Cross-referencing between this best-performing AI strategy and the human list identified 85 disputed papers (14 false negatives and 71 false positives). Upon further evaluation of these 85 disputed papers, eighteen were decided to be miscategorisations by the human team, with eight being removed from the human list, and ten added, resulting in a collaboratively generated list of 102 titles (Fig. 3). The remaining 67 articles were classified as AI miscategorisations. Of those that were removed from the initial human list after prompting by the AI, all were deemed unlikely to have a relevant case study in one of the PICs. Of those that were added to the initial human list, most had vague mentions of possibly relevant case studies that the AI highlighted. For example, one abstract says, ‘Drawing on case studies of the Community Conservation Research Network…’, which along with other mentions of community-based management concepts, was decided to be enough for inclusion. This re-categorisation suggests that the AI can improve the reliability in the literature screening stage by highlighting possibly relevant studies that might be missed by an initial human screen.
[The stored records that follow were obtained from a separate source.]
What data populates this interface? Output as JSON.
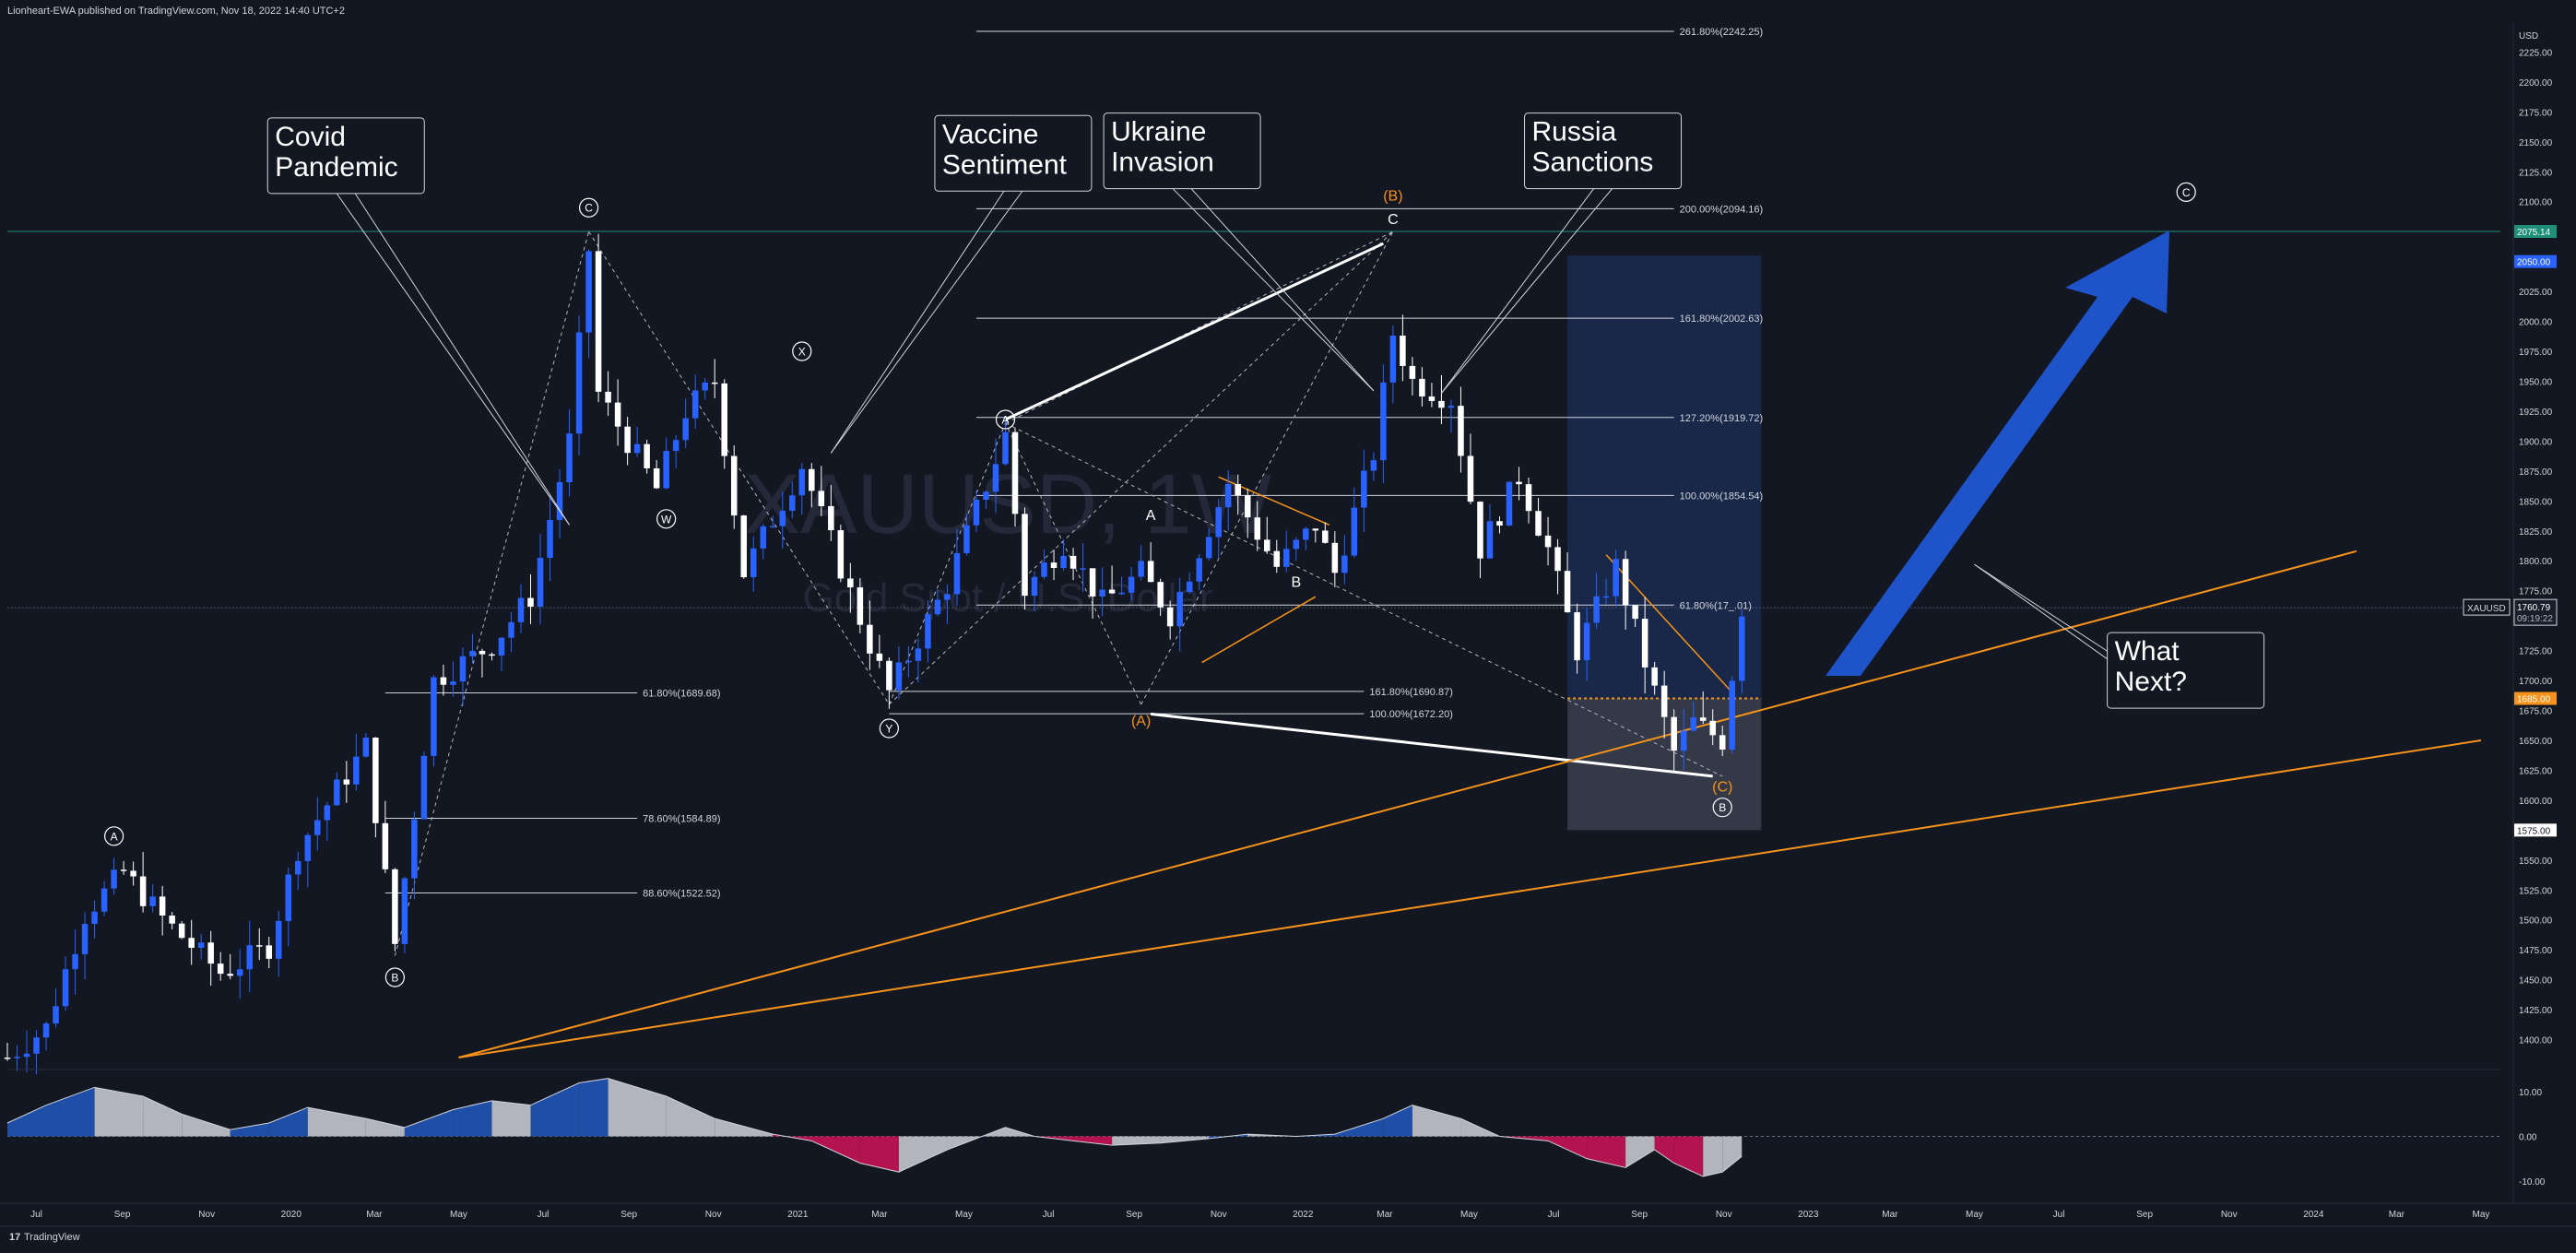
{
  "header": {
    "publisher_line": "Lionheart-EWA published on TradingView.com, Nov 18, 2022 14:40 UTC+2"
  },
  "footer": {
    "brand": "TradingView",
    "logo_glyph": "17"
  },
  "watermark": {
    "symbol": "XAUUSD, 1W",
    "description": "Gold Spot / U.S. Dollar"
  },
  "colors": {
    "background": "#131722",
    "bull": "#2962ff",
    "bear": "#ffffff",
    "text": "#d1d4dc",
    "orange": "#f7931a",
    "arrow": "#1e53c9",
    "osc_blue": "#1f4ea6",
    "osc_gray": "#b2b5be",
    "osc_red": "#b3134f",
    "teal_line": "#1e8f79",
    "fib": "#d1d4dc"
  },
  "price_axis": {
    "currency": "USD",
    "min": 1375,
    "max": 2250,
    "step": 25,
    "ticks": [
      "1400.00",
      "1425.00",
      "1450.00",
      "1475.00",
      "1500.00",
      "1525.00",
      "1550.00",
      "1575.00",
      "1600.00",
      "1625.00",
      "1650.00",
      "1675.00",
      "1700.00",
      "1725.00",
      "1750.00",
      "1775.00",
      "1800.00",
      "1825.00",
      "1850.00",
      "1875.00",
      "1900.00",
      "1925.00",
      "1950.00",
      "1975.00",
      "2000.00",
      "2025.00",
      "2050.00",
      "2075.00",
      "2100.00",
      "2125.00",
      "2150.00",
      "2175.00",
      "2200.00",
      "2225.00"
    ],
    "badges": [
      {
        "label": "2075.14",
        "value": 2075.14,
        "color": "#1e8f79"
      },
      {
        "label": "2050.00",
        "value": 2050,
        "color": "#2962ff"
      },
      {
        "label": "1685.00",
        "value": 1685,
        "color": "#f7931a"
      },
      {
        "label": "1575.00",
        "value": 1575,
        "color": "#ffffff"
      }
    ],
    "symbol_tag": {
      "symbol": "XAUUSD",
      "price": "1760.79",
      "countdown": "09:19:22",
      "value": 1760.79
    }
  },
  "time_axis": {
    "labels": [
      {
        "t": "Jul",
        "d": "2019-07-01"
      },
      {
        "t": "Sep",
        "d": "2019-09-01"
      },
      {
        "t": "Nov",
        "d": "2019-11-01"
      },
      {
        "t": "2020",
        "d": "2020-01-01"
      },
      {
        "t": "Mar",
        "d": "2020-03-01"
      },
      {
        "t": "May",
        "d": "2020-05-01"
      },
      {
        "t": "Jul",
        "d": "2020-07-01"
      },
      {
        "t": "Sep",
        "d": "2020-09-01"
      },
      {
        "t": "Nov",
        "d": "2020-11-01"
      },
      {
        "t": "2021",
        "d": "2021-01-01"
      },
      {
        "t": "Mar",
        "d": "2021-03-01"
      },
      {
        "t": "May",
        "d": "2021-05-01"
      },
      {
        "t": "Jul",
        "d": "2021-07-01"
      },
      {
        "t": "Sep",
        "d": "2021-09-01"
      },
      {
        "t": "Nov",
        "d": "2021-11-01"
      },
      {
        "t": "2022",
        "d": "2022-01-01"
      },
      {
        "t": "Mar",
        "d": "2022-03-01"
      },
      {
        "t": "May",
        "d": "2022-05-01"
      },
      {
        "t": "Jul",
        "d": "2022-07-01"
      },
      {
        "t": "Sep",
        "d": "2022-09-01"
      },
      {
        "t": "Nov",
        "d": "2022-11-01"
      },
      {
        "t": "2023",
        "d": "2023-01-01"
      },
      {
        "t": "Mar",
        "d": "2023-03-01"
      },
      {
        "t": "May",
        "d": "2023-05-01"
      },
      {
        "t": "Jul",
        "d": "2023-07-01"
      },
      {
        "t": "Sep",
        "d": "2023-09-01"
      },
      {
        "t": "Nov",
        "d": "2023-11-01"
      },
      {
        "t": "2024",
        "d": "2024-01-01"
      },
      {
        "t": "Mar",
        "d": "2024-03-01"
      },
      {
        "t": "May",
        "d": "2024-05-01"
      }
    ]
  },
  "chart_data": {
    "type": "candlestick",
    "symbol": "XAUUSD",
    "interval": "1W",
    "x_range": [
      "2019-06-10",
      "2024-05-15"
    ],
    "ylim": [
      1375,
      2250
    ],
    "grid": false,
    "key_prices": [
      {
        "d": "2019-06-10",
        "v": 1385
      },
      {
        "d": "2019-07-08",
        "v": 1410
      },
      {
        "d": "2019-08-05",
        "v": 1505
      },
      {
        "d": "2019-09-02",
        "v": 1540
      },
      {
        "d": "2019-10-01",
        "v": 1500
      },
      {
        "d": "2019-11-12",
        "v": 1455
      },
      {
        "d": "2019-12-16",
        "v": 1478
      },
      {
        "d": "2020-01-06",
        "v": 1560
      },
      {
        "d": "2020-02-24",
        "v": 1645
      },
      {
        "d": "2020-03-16",
        "v": 1480
      },
      {
        "d": "2020-04-13",
        "v": 1700
      },
      {
        "d": "2020-05-25",
        "v": 1730
      },
      {
        "d": "2020-06-22",
        "v": 1770
      },
      {
        "d": "2020-07-20",
        "v": 1900
      },
      {
        "d": "2020-08-03",
        "v": 2060
      },
      {
        "d": "2020-08-10",
        "v": 1940
      },
      {
        "d": "2020-09-21",
        "v": 1860
      },
      {
        "d": "2020-10-12",
        "v": 1925
      },
      {
        "d": "2020-11-02",
        "v": 1950
      },
      {
        "d": "2020-11-23",
        "v": 1790
      },
      {
        "d": "2021-01-04",
        "v": 1880
      },
      {
        "d": "2021-02-22",
        "v": 1730
      },
      {
        "d": "2021-03-08",
        "v": 1690
      },
      {
        "d": "2021-04-19",
        "v": 1780
      },
      {
        "d": "2021-05-31",
        "v": 1905
      },
      {
        "d": "2021-06-14",
        "v": 1775
      },
      {
        "d": "2021-07-12",
        "v": 1815
      },
      {
        "d": "2021-08-09",
        "v": 1765
      },
      {
        "d": "2021-09-06",
        "v": 1790
      },
      {
        "d": "2021-09-27",
        "v": 1755
      },
      {
        "d": "2021-11-08",
        "v": 1865
      },
      {
        "d": "2021-12-13",
        "v": 1795
      },
      {
        "d": "2022-01-10",
        "v": 1830
      },
      {
        "d": "2022-01-24",
        "v": 1790
      },
      {
        "d": "2022-02-21",
        "v": 1890
      },
      {
        "d": "2022-03-07",
        "v": 1990
      },
      {
        "d": "2022-03-21",
        "v": 1950
      },
      {
        "d": "2022-04-18",
        "v": 1935
      },
      {
        "d": "2022-05-09",
        "v": 1810
      },
      {
        "d": "2022-06-06",
        "v": 1870
      },
      {
        "d": "2022-06-27",
        "v": 1810
      },
      {
        "d": "2022-07-18",
        "v": 1725
      },
      {
        "d": "2022-08-15",
        "v": 1795
      },
      {
        "d": "2022-09-05",
        "v": 1715
      },
      {
        "d": "2022-09-26",
        "v": 1640
      },
      {
        "d": "2022-10-10",
        "v": 1665
      },
      {
        "d": "2022-10-31",
        "v": 1650
      },
      {
        "d": "2022-11-14",
        "v": 1760.79
      }
    ],
    "fib_levels": [
      {
        "label": "261.80%(2242.25)",
        "value": 2242.25,
        "x1": "2021-05-10",
        "x2": "2022-09-26"
      },
      {
        "label": "200.00%(2094.16)",
        "value": 2094.16,
        "x1": "2021-05-10",
        "x2": "2022-09-26"
      },
      {
        "label": "161.80%(2002.63)",
        "value": 2002.63,
        "x1": "2021-05-10",
        "x2": "2022-09-26"
      },
      {
        "label": "127.20%(1919.72)",
        "value": 1919.72,
        "x1": "2021-05-10",
        "x2": "2022-09-26"
      },
      {
        "label": "100.00%(1854.54)",
        "value": 1854.54,
        "x1": "2021-05-10",
        "x2": "2022-09-26"
      },
      {
        "label": "61.80%(17_.01)",
        "value": 1763.01,
        "x1": "2021-05-10",
        "x2": "2022-09-26"
      },
      {
        "label": "161.80%(1690.87)",
        "value": 1690.87,
        "x1": "2021-03-08",
        "x2": "2022-02-14"
      },
      {
        "label": "100.00%(1672.20)",
        "value": 1672.2,
        "x1": "2021-03-08",
        "x2": "2022-02-14"
      },
      {
        "label": "61.80%(1689.68)",
        "value": 1689.68,
        "x1": "2020-03-09",
        "x2": "2020-09-07"
      },
      {
        "label": "78.60%(1584.89)",
        "value": 1584.89,
        "x1": "2020-03-09",
        "x2": "2020-09-07"
      },
      {
        "label": "88.60%(1522.52)",
        "value": 1522.52,
        "x1": "2020-03-09",
        "x2": "2020-09-07"
      }
    ],
    "waves": [
      {
        "label": "A",
        "d": "2019-08-26",
        "v": 1570,
        "circled": true,
        "color": "#ffffff"
      },
      {
        "label": "B",
        "d": "2020-03-16",
        "v": 1452,
        "circled": true,
        "color": "#ffffff"
      },
      {
        "label": "C",
        "d": "2020-08-03",
        "v": 2095,
        "circled": true,
        "color": "#ffffff"
      },
      {
        "label": "W",
        "d": "2020-09-28",
        "v": 1835,
        "circled": true,
        "color": "#ffffff"
      },
      {
        "label": "X",
        "d": "2021-01-04",
        "v": 1975,
        "circled": true,
        "color": "#ffffff"
      },
      {
        "label": "Y",
        "d": "2021-03-08",
        "v": 1660,
        "circled": true,
        "color": "#ffffff"
      },
      {
        "label": "A",
        "d": "2021-05-31",
        "v": 1918,
        "circled": true,
        "color": "#ffffff"
      },
      {
        "label": "A",
        "d": "2021-09-13",
        "v": 1838,
        "circled": false,
        "color": "#ffffff"
      },
      {
        "label": "B",
        "d": "2021-12-27",
        "v": 1782,
        "circled": false,
        "color": "#ffffff"
      },
      {
        "label": "(A)",
        "d": "2021-09-06",
        "v": 1666,
        "circled": false,
        "color": "#f7931a"
      },
      {
        "label": "(B)",
        "d": "2022-03-07",
        "v": 2105,
        "circled": false,
        "color": "#f7931a"
      },
      {
        "label": "C",
        "d": "2022-03-07",
        "v": 2085,
        "circled": false,
        "color": "#ffffff"
      },
      {
        "label": "(C)",
        "d": "2022-10-31",
        "v": 1611,
        "circled": false,
        "color": "#f7931a"
      },
      {
        "label": "B",
        "d": "2022-10-31",
        "v": 1594,
        "circled": true,
        "color": "#ffffff"
      },
      {
        "label": "C",
        "d": "2023-10-01",
        "v": 2108,
        "circled": true,
        "color": "#ffffff"
      }
    ],
    "callouts": [
      {
        "lines": [
          "Covid",
          "Pandemic"
        ],
        "d": "2019-12-15",
        "v": 2170,
        "to": {
          "d": "2020-07-20",
          "v": 1830
        }
      },
      {
        "lines": [
          "Vaccine",
          "Sentiment"
        ],
        "d": "2021-04-10",
        "v": 2172,
        "to": {
          "d": "2021-01-25",
          "v": 1890
        }
      },
      {
        "lines": [
          "Ukraine",
          "Invasion"
        ],
        "d": "2021-08-10",
        "v": 2174,
        "to": {
          "d": "2022-02-21",
          "v": 1942
        }
      },
      {
        "lines": [
          "Russia",
          "Sanctions"
        ],
        "d": "2022-06-10",
        "v": 2174,
        "to": {
          "d": "2022-04-11",
          "v": 1940
        }
      },
      {
        "lines": [
          "What",
          "Next?"
        ],
        "d": "2023-08-05",
        "v": 1740,
        "to": {
          "d": "2023-05-01",
          "v": 1797
        }
      }
    ],
    "oscillator": {
      "ylim": [
        -15,
        15
      ],
      "ticks": [
        "10.00",
        "0.00",
        "-10.00"
      ],
      "tick_values": [
        10,
        0,
        -10
      ],
      "points": [
        {
          "d": "2019-06-10",
          "v": 3
        },
        {
          "d": "2019-07-08",
          "v": 7
        },
        {
          "d": "2019-08-12",
          "v": 11
        },
        {
          "d": "2019-09-16",
          "v": 9
        },
        {
          "d": "2019-10-14",
          "v": 5
        },
        {
          "d": "2019-11-18",
          "v": 1.5
        },
        {
          "d": "2019-12-16",
          "v": 3
        },
        {
          "d": "2020-01-13",
          "v": 6.5
        },
        {
          "d": "2020-02-24",
          "v": 4
        },
        {
          "d": "2020-03-23",
          "v": 2
        },
        {
          "d": "2020-04-27",
          "v": 6
        },
        {
          "d": "2020-05-25",
          "v": 8
        },
        {
          "d": "2020-06-22",
          "v": 7
        },
        {
          "d": "2020-07-27",
          "v": 12
        },
        {
          "d": "2020-08-17",
          "v": 13
        },
        {
          "d": "2020-09-28",
          "v": 9
        },
        {
          "d": "2020-11-02",
          "v": 4
        },
        {
          "d": "2020-12-14",
          "v": 0.5
        },
        {
          "d": "2021-01-11",
          "v": -1
        },
        {
          "d": "2021-02-15",
          "v": -6
        },
        {
          "d": "2021-03-15",
          "v": -8
        },
        {
          "d": "2021-04-19",
          "v": -3
        },
        {
          "d": "2021-05-31",
          "v": 2
        },
        {
          "d": "2021-06-21",
          "v": 0
        },
        {
          "d": "2021-07-19",
          "v": -1
        },
        {
          "d": "2021-08-16",
          "v": -2
        },
        {
          "d": "2021-09-20",
          "v": -1.5
        },
        {
          "d": "2021-10-25",
          "v": -0.5
        },
        {
          "d": "2021-11-22",
          "v": 0.5
        },
        {
          "d": "2021-12-27",
          "v": 0
        },
        {
          "d": "2022-01-24",
          "v": 0.5
        },
        {
          "d": "2022-02-28",
          "v": 4
        },
        {
          "d": "2022-03-21",
          "v": 7
        },
        {
          "d": "2022-04-25",
          "v": 4
        },
        {
          "d": "2022-05-23",
          "v": 0
        },
        {
          "d": "2022-06-27",
          "v": -1
        },
        {
          "d": "2022-07-25",
          "v": -5
        },
        {
          "d": "2022-08-22",
          "v": -7
        },
        {
          "d": "2022-09-12",
          "v": -3
        },
        {
          "d": "2022-09-26",
          "v": -6
        },
        {
          "d": "2022-10-17",
          "v": -9
        },
        {
          "d": "2022-10-31",
          "v": -8
        },
        {
          "d": "2022-11-14",
          "v": -4.5
        }
      ]
    }
  }
}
This re-assignment improved the inter-rater reliability of the best performing AI screen (Cohen’s kappa = 0.71), and decreased the false negative rate to (0.5%) and false positive rate to (5.6%). When the original human screen was compared with this collaborative list, the false negative rate was 1%, whilst the false positive rate was 0.7%. This suggests that the best performing AI implementation’s false negative rate was comparable to that of the human team, although the AI’s false positive rate was still much higher. Compared to the other AI implementations, we found a trade-off whereby decreasing the false negative rate comes at the cost of increasing the false positive rate, whilst the inter-rater reliability was fairly constant across implementations (Fig. 4).
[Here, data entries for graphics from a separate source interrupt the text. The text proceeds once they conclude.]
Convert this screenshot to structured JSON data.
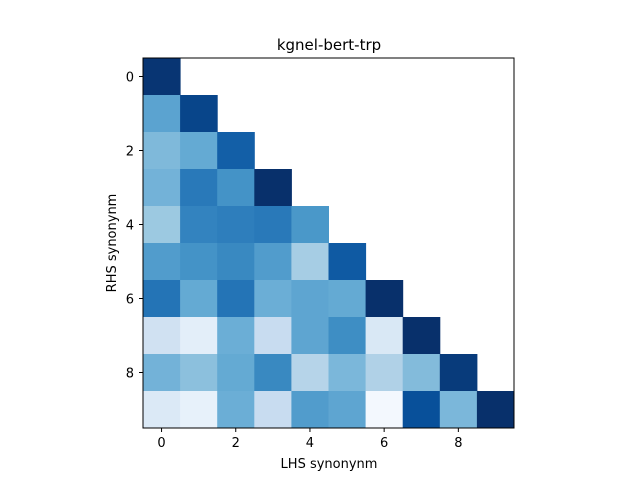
{
  "chart_data": {
    "type": "heatmap",
    "title": "kgnel-bert-trp",
    "xlabel": "LHS synonynm",
    "ylabel": "RHS synonynm",
    "colormap": "Blues",
    "xlim": [
      -0.5,
      9.5
    ],
    "ylim": [
      9.5,
      -0.5
    ],
    "xticks": [
      "0",
      "2",
      "4",
      "6",
      "8"
    ],
    "yticks": [
      "0",
      "2",
      "4",
      "6",
      "8"
    ],
    "grid": false,
    "lower_triangle": true,
    "values": [
      [
        0.98
      ],
      [
        0.55,
        0.92
      ],
      [
        0.45,
        0.52,
        0.82
      ],
      [
        0.48,
        0.72,
        0.62,
        1.0
      ],
      [
        0.38,
        0.68,
        0.7,
        0.72,
        0.6
      ],
      [
        0.58,
        0.62,
        0.66,
        0.58,
        0.35,
        0.84
      ],
      [
        0.74,
        0.52,
        0.74,
        0.5,
        0.54,
        0.52,
        1.0
      ],
      [
        0.2,
        0.1,
        0.5,
        0.24,
        0.54,
        0.64,
        0.15,
        1.0
      ],
      [
        0.48,
        0.42,
        0.52,
        0.66,
        0.3,
        0.46,
        0.32,
        0.44,
        0.96
      ],
      [
        0.14,
        0.08,
        0.5,
        0.24,
        0.58,
        0.54,
        0.02,
        0.88,
        0.46,
        1.0
      ]
    ]
  }
}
The remaining six AI false negatives were all kept in the collaborative list because of language in their abstracts that hinted at a possible related case study. However, the AI consistently rejected them because they did not explicitly mention at least one of the 14 PICs. For example, one of these disputed abstracts concludes with the phrase ‘as illustrated in this paper with examples of marine commons’. The human team agreed that this was enough to meet the geographic screening criteria, whilst the AI consistently articulated that the article should be excluded due to the lack of mention of one of the 14 PICs.
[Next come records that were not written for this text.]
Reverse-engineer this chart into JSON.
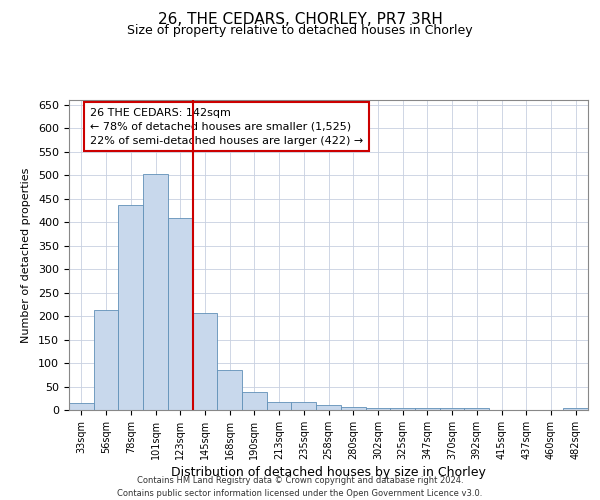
{
  "title_line1": "26, THE CEDARS, CHORLEY, PR7 3RH",
  "title_line2": "Size of property relative to detached houses in Chorley",
  "xlabel": "Distribution of detached houses by size in Chorley",
  "ylabel": "Number of detached properties",
  "footer_line1": "Contains HM Land Registry data © Crown copyright and database right 2024.",
  "footer_line2": "Contains public sector information licensed under the Open Government Licence v3.0.",
  "annotation_line1": "26 THE CEDARS: 142sqm",
  "annotation_line2": "← 78% of detached houses are smaller (1,525)",
  "annotation_line3": "22% of semi-detached houses are larger (422) →",
  "bar_color": "#c8d8ec",
  "bar_edge_color": "#6090b8",
  "vline_color": "#cc0000",
  "grid_color": "#c8d0e0",
  "background_color": "#ffffff",
  "categories": [
    "33sqm",
    "56sqm",
    "78sqm",
    "101sqm",
    "123sqm",
    "145sqm",
    "168sqm",
    "190sqm",
    "213sqm",
    "235sqm",
    "258sqm",
    "280sqm",
    "302sqm",
    "325sqm",
    "347sqm",
    "370sqm",
    "392sqm",
    "415sqm",
    "437sqm",
    "460sqm",
    "482sqm"
  ],
  "values": [
    15,
    212,
    436,
    502,
    408,
    207,
    85,
    38,
    18,
    18,
    10,
    6,
    4,
    4,
    4,
    4,
    4,
    0,
    0,
    0,
    4
  ],
  "ylim": [
    0,
    660
  ],
  "yticks": [
    0,
    50,
    100,
    150,
    200,
    250,
    300,
    350,
    400,
    450,
    500,
    550,
    600,
    650
  ],
  "vline_x_index": 4.5,
  "title_fontsize": 11,
  "subtitle_fontsize": 9,
  "xlabel_fontsize": 9,
  "ylabel_fontsize": 8,
  "ytick_fontsize": 8,
  "xtick_fontsize": 7,
  "footer_fontsize": 6,
  "annotation_fontsize": 8
}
The reasons for the disagreement in the remaining AI false positives (n = 61) can be explored here (https://github.com/s-spillias/GPT-Screening/blob/main/CBFM/Paper-Results/All_Result.xlsx). Of these, 17 were accepted by every AI implementation. In most cases, these do not appear to represent cases of the AI making incorrect assertions, so much as over-generous interpretations. For example, in a paper about aquaculture research and development, when asked if a community-based approach is explored, the AI argues ‘Maybe; The abstract mentions the need to gain active participation from resource users, but it is unclear if this will be a community-based approach’. In general, the most common error was the AI being over-inclusive with respect to the geographic criterion in the screening stage, seeking to include studies that were not based in one of the 14 PICs, but which were tangentially related because a specific nearby region was mentioned. For example, about a paper based in Cambodia, one AI agent decided upon reflection to ‘maybe’ include the paper because ‘... it is relevant to the broader Southeast Asian region and could provide insights for similar contexts’.